Department of Medicine, Jagiellonian University School of Medicine (L. Mastalerz, E. Nizankowska, M. Sanak, F. Mejza, M. Pierzchalska, S. Bazan-Socha, A. Bestynska-Krypel, A. Szczeklik); Department of Applied Mathematics, University of Mining and Metallurgy (A. Cmiel), Cracow, Poland.

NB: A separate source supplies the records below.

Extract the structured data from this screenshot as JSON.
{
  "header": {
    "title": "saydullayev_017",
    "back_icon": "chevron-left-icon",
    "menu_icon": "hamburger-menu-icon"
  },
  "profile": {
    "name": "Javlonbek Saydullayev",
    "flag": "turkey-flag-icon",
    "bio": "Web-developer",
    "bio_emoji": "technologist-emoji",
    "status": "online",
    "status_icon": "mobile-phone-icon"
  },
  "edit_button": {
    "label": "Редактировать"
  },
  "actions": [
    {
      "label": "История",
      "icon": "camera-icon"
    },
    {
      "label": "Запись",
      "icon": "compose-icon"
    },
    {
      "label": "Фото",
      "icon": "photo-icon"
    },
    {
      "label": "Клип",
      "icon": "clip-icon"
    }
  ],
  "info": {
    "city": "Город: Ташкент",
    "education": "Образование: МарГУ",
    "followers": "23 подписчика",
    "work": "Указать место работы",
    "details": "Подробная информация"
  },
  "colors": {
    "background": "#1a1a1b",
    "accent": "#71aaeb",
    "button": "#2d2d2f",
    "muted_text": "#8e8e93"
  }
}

Clinical and genetic features underlying the response of patients with bronchial asthma to treatment with a leukotriene receptor antagonist
Article first published online: 11 DEC 2002
European Journal of Clinical Investigation
Volume 32, Issue 12, pages 949–955, December 2002
How to Cite
Mastalerz, L., Nizankowska, E., Sanak, M., Mejza, F., Pierzchalska, M., Bazan-Socha, S., Bestynska-Krypel, A., Cmiel, A. and Szczeklik, A. (2002), Clinical and genetic features underlying the response of patients with bronchial asthma to treatment with a leukotriene receptor antagonist. European Journal of Clinical Investigation, 32: 949–955. doi: 10.1046/j.1365-2362.2002.01088.x
- Issue published online: 11 DEC 2002
- Article first published online: 11 DEC 2002
- Received 5 March 2002; accepted 5 August 2002
- Aspirin-induced asthma;
- cysteinyl leukotrienes;
Background Treatment with antileukotriene drugs results in clinical improvement in many, though not all, patients with asthma. It can be hypothesized that the subpopulation of asthmatic patients, characterized by aspirin intolerance and cysteinyl-leukotriene overproduction, might profit most from antileukotriene treatment.

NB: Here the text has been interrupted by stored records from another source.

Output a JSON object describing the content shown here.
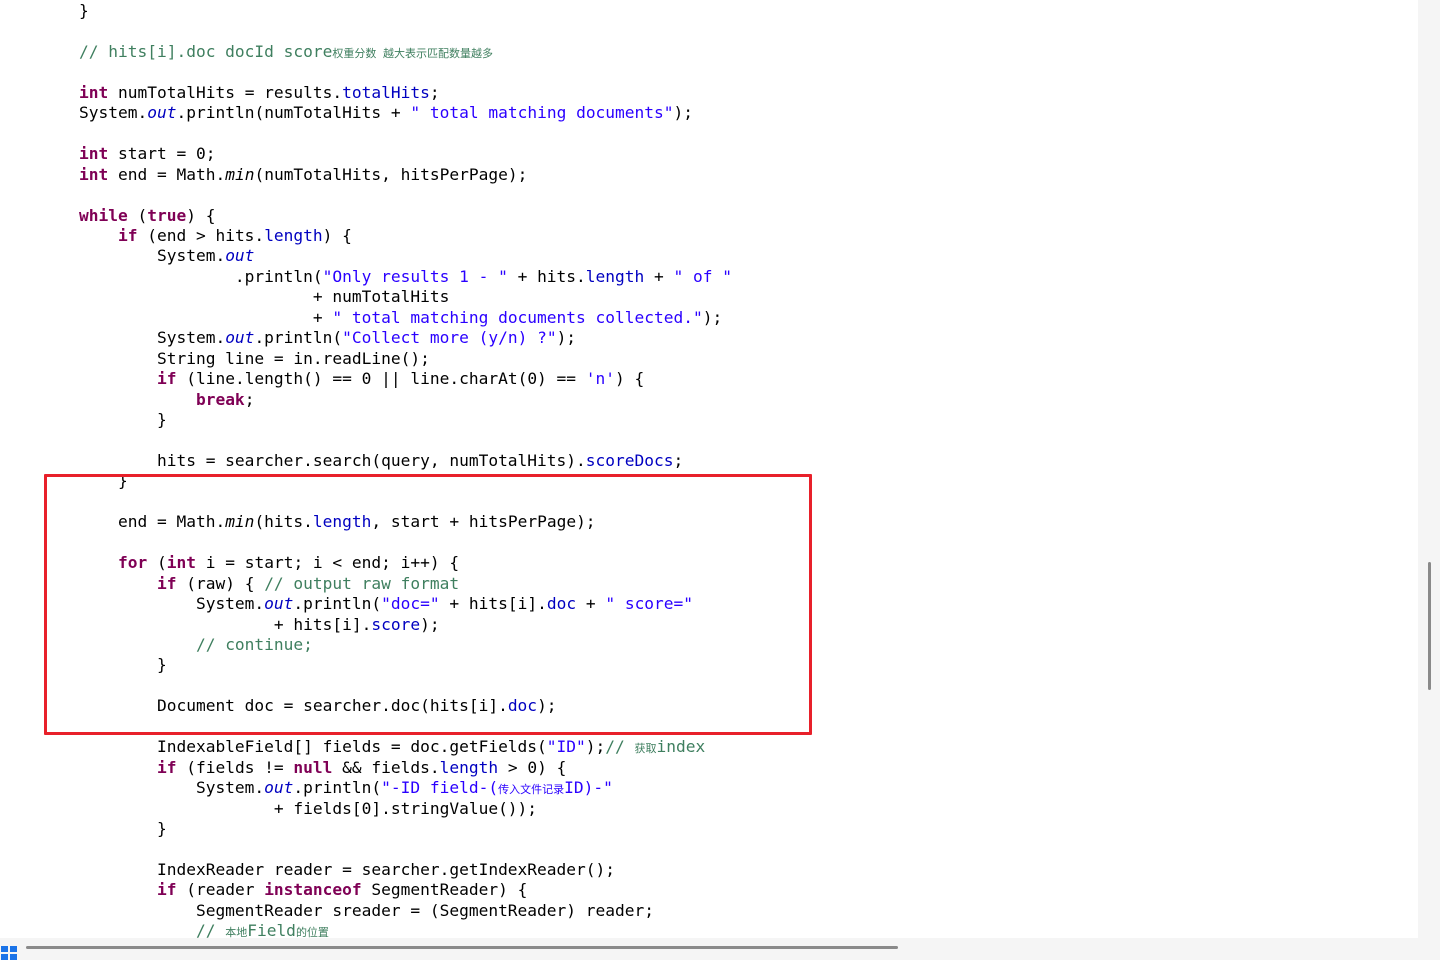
{
  "colors": {
    "keyword": "#7f0055",
    "string": "#2a00ff",
    "field": "#0000c0",
    "comment": "#3f7f5f",
    "highlight_border": "#e8202a"
  },
  "code_lines": [
    [
      {
        "t": "}"
      }
    ],
    [],
    [
      {
        "t": "// hits[i].doc docId score",
        "c": "cm"
      },
      {
        "t": "权重分数 越大表示匹配数量越多",
        "c": "cm cm-cn"
      }
    ],
    [],
    [
      {
        "t": "int",
        "c": "kw"
      },
      {
        "t": " numTotalHits = results."
      },
      {
        "t": "totalHits",
        "c": "fld"
      },
      {
        "t": ";"
      }
    ],
    [
      {
        "t": "System."
      },
      {
        "t": "out",
        "c": "sfld"
      },
      {
        "t": ".println(numTotalHits + "
      },
      {
        "t": "\" total matching documents\"",
        "c": "str"
      },
      {
        "t": ");"
      }
    ],
    [],
    [
      {
        "t": "int",
        "c": "kw"
      },
      {
        "t": " start = 0;"
      }
    ],
    [
      {
        "t": "int",
        "c": "kw"
      },
      {
        "t": " end = Math."
      },
      {
        "t": "min",
        "c": "sm"
      },
      {
        "t": "(numTotalHits, hitsPerPage);"
      }
    ],
    [],
    [
      {
        "t": "while",
        "c": "kw"
      },
      {
        "t": " ("
      },
      {
        "t": "true",
        "c": "kw"
      },
      {
        "t": ") {"
      }
    ],
    [
      {
        "t": "    "
      },
      {
        "t": "if",
        "c": "kw"
      },
      {
        "t": " (end > hits."
      },
      {
        "t": "length",
        "c": "fld"
      },
      {
        "t": ") {"
      }
    ],
    [
      {
        "t": "        System."
      },
      {
        "t": "out",
        "c": "sfld"
      }
    ],
    [
      {
        "t": "                .println("
      },
      {
        "t": "\"Only results 1 - \"",
        "c": "str"
      },
      {
        "t": " + hits."
      },
      {
        "t": "length",
        "c": "fld"
      },
      {
        "t": " + "
      },
      {
        "t": "\" of \"",
        "c": "str"
      }
    ],
    [
      {
        "t": "                        + numTotalHits"
      }
    ],
    [
      {
        "t": "                        + "
      },
      {
        "t": "\" total matching documents collected.\"",
        "c": "str"
      },
      {
        "t": ");"
      }
    ],
    [
      {
        "t": "        System."
      },
      {
        "t": "out",
        "c": "sfld"
      },
      {
        "t": ".println("
      },
      {
        "t": "\"Collect more (y/n) ?\"",
        "c": "str"
      },
      {
        "t": ");"
      }
    ],
    [
      {
        "t": "        String line = in.readLine();"
      }
    ],
    [
      {
        "t": "        "
      },
      {
        "t": "if",
        "c": "kw"
      },
      {
        "t": " (line.length() == 0 || line.charAt(0) == "
      },
      {
        "t": "'n'",
        "c": "str"
      },
      {
        "t": ") {"
      }
    ],
    [
      {
        "t": "            "
      },
      {
        "t": "break",
        "c": "kw"
      },
      {
        "t": ";"
      }
    ],
    [
      {
        "t": "        }"
      }
    ],
    [],
    [
      {
        "t": "        hits = searcher.search(query, numTotalHits)."
      },
      {
        "t": "scoreDocs",
        "c": "fld"
      },
      {
        "t": ";"
      }
    ],
    [
      {
        "t": "    }"
      }
    ],
    [],
    [
      {
        "t": "    end = Math."
      },
      {
        "t": "min",
        "c": "sm"
      },
      {
        "t": "(hits."
      },
      {
        "t": "length",
        "c": "fld"
      },
      {
        "t": ", start + hitsPerPage);"
      }
    ],
    [],
    [
      {
        "t": "    "
      },
      {
        "t": "for",
        "c": "kw"
      },
      {
        "t": " ("
      },
      {
        "t": "int",
        "c": "kw"
      },
      {
        "t": " i = start; i < end; i++) {"
      }
    ],
    [
      {
        "t": "        "
      },
      {
        "t": "if",
        "c": "kw"
      },
      {
        "t": " (raw) { "
      },
      {
        "t": "// output raw format",
        "c": "cm"
      }
    ],
    [
      {
        "t": "            System."
      },
      {
        "t": "out",
        "c": "sfld"
      },
      {
        "t": ".println("
      },
      {
        "t": "\"doc=\"",
        "c": "str"
      },
      {
        "t": " + hits[i]."
      },
      {
        "t": "doc",
        "c": "fld"
      },
      {
        "t": " + "
      },
      {
        "t": "\" score=\"",
        "c": "str"
      }
    ],
    [
      {
        "t": "                    + hits[i]."
      },
      {
        "t": "score",
        "c": "fld"
      },
      {
        "t": ");"
      }
    ],
    [
      {
        "t": "            "
      },
      {
        "t": "// continue;",
        "c": "cm"
      }
    ],
    [
      {
        "t": "        }"
      }
    ],
    [],
    [
      {
        "t": "        Document doc = searcher.doc(hits[i]."
      },
      {
        "t": "doc",
        "c": "fld"
      },
      {
        "t": ");"
      }
    ],
    [],
    [
      {
        "t": "        IndexableField[] fields = doc.getFields("
      },
      {
        "t": "\"ID\"",
        "c": "str"
      },
      {
        "t": ");"
      },
      {
        "t": "// ",
        "c": "cm"
      },
      {
        "t": "获取",
        "c": "cm cm-cn"
      },
      {
        "t": "index",
        "c": "cm"
      }
    ],
    [
      {
        "t": "        "
      },
      {
        "t": "if",
        "c": "kw"
      },
      {
        "t": " (fields != "
      },
      {
        "t": "null",
        "c": "kw"
      },
      {
        "t": " && fields."
      },
      {
        "t": "length",
        "c": "fld"
      },
      {
        "t": " > 0) {"
      }
    ],
    [
      {
        "t": "            System."
      },
      {
        "t": "out",
        "c": "sfld"
      },
      {
        "t": ".println("
      },
      {
        "t": "\"-ID field-(",
        "c": "str"
      },
      {
        "t": "传入文件记录",
        "c": "str cm-cn"
      },
      {
        "t": "ID)-\"",
        "c": "str"
      }
    ],
    [
      {
        "t": "                    + fields[0].stringValue());"
      }
    ],
    [
      {
        "t": "        }"
      }
    ],
    [],
    [
      {
        "t": "        IndexReader reader = searcher.getIndexReader();"
      }
    ],
    [
      {
        "t": "        "
      },
      {
        "t": "if",
        "c": "kw"
      },
      {
        "t": " (reader "
      },
      {
        "t": "instanceof",
        "c": "kw"
      },
      {
        "t": " SegmentReader) {"
      }
    ],
    [
      {
        "t": "            SegmentReader sreader = (SegmentReader) reader;"
      }
    ],
    [
      {
        "t": "            "
      },
      {
        "t": "// ",
        "c": "cm"
      },
      {
        "t": "本地",
        "c": "cm cm-cn"
      },
      {
        "t": "Field",
        "c": "cm"
      },
      {
        "t": "的位置",
        "c": "cm cm-cn"
      }
    ]
  ]
}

Materials and methods We compared the clinical response to montelukast in two well-matched groups of patients with mild asthma: 26 aspirin-intolerant asthmatics (AIAs) and 33 aspirin-tolerant asthmatics (ATAs). We also searched for possible predictors of the clinical response among the parameters reflecting the expression and production of cysteinyl-leukotrienes (cys-LTs). This was an 8-week, single-blind, placebo-controlled trial.

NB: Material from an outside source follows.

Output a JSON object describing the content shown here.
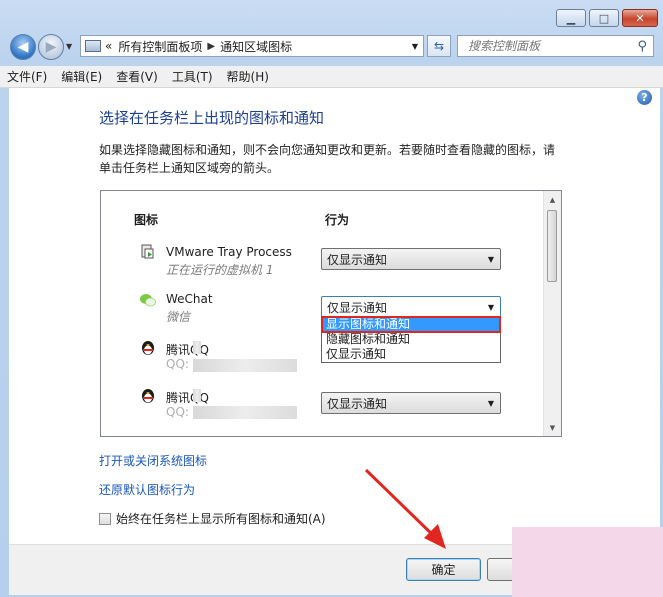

Results Following a 3-week montelukast 10 mg day−1 treatment compared with placebo, there was a statistically significant reduction in the mean daytime and nocturnal asthma symptoms and β2-agonist use, as well as a significant improvement in the morning and evening peak expiratory flows and quality of life. Both groups showed a similar significant improvement in the parameters studied. Clinical response did not correlate with the baseline urinary LTE4 excretion level. Improvement of asthma was observed mostly in patients with a low baseline and non-IL-5 inducible expression of LTC4 synthase (LTC4S) mRNA in eosinophils. There was a trend toward a better response in carriers of LTC4S allele C, but no relationship to the CC10 genetic polymorphism.
Conclusions No difference in the clinical response to the montelukast treatment was observed between the AIAs and the ATAs.